American lawyer (born 1978)

Matthew Dean Krueger (born 1978) is an American lawyer. He served as the United States Attorney for the Eastern District of Wisconsin from 2018 to 2021.

== Education ==

He graduated of the University of Wisconsin–Madison in 2000 with honors and the University of Minnesota Law School in 2006, where he served as editor-in-chief of the Minnesota Law Review. Krueger clerked for Paul V. Niemeyer of the United States Court of Appeals for the Fourth Circuit from 2006 to 2007.

== Career ==

Krueger worked as a Bristow Fellow in the United States Department of Justice, Office of the Solicitor General from 2007 to 2008. He then was an associate at Sidley Austin in Washington D.C. from 2008 to 2013, where his focus was on securities law, antitrust law, and unfair competition

In 2013, he joined Assistant United States Attorney for the Eastern District of Wisconsin, working in both the civil and criminal departments.
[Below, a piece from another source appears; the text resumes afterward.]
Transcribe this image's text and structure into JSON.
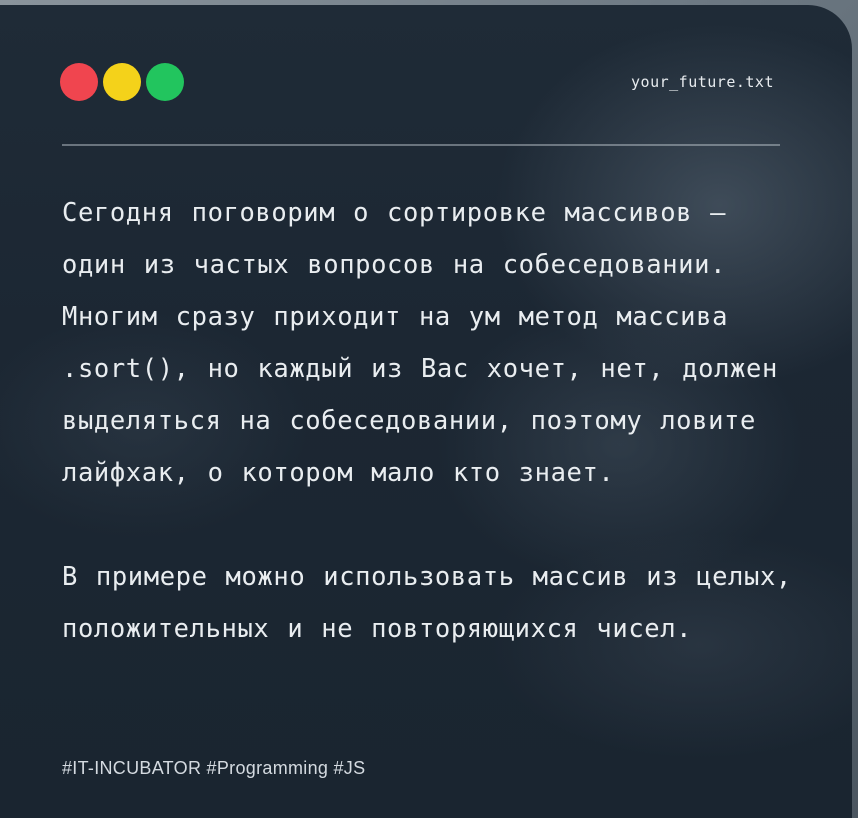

Krueger worked at the U.S. Attorney's office from 2013 to 2018. On February 15, 2018, his nomination to be the United States Attorney was confirmed by voice vote. He was sworn in on February 22, 2018. On February 8, 2021, he along with 55 other Trump-era attorneys were asked to resign. On February 11, he announced his resignation, effective February 20, 2021. He then was hired to become a partner at the law firm of Foley and Lardner in its Milwaukee office, where his focus is on appeals, commercial law, and cybersecurity. In 2025, the Trump Administration considered nominating him to be a judge on the United States Court of Appeals for the Seventh Circuit.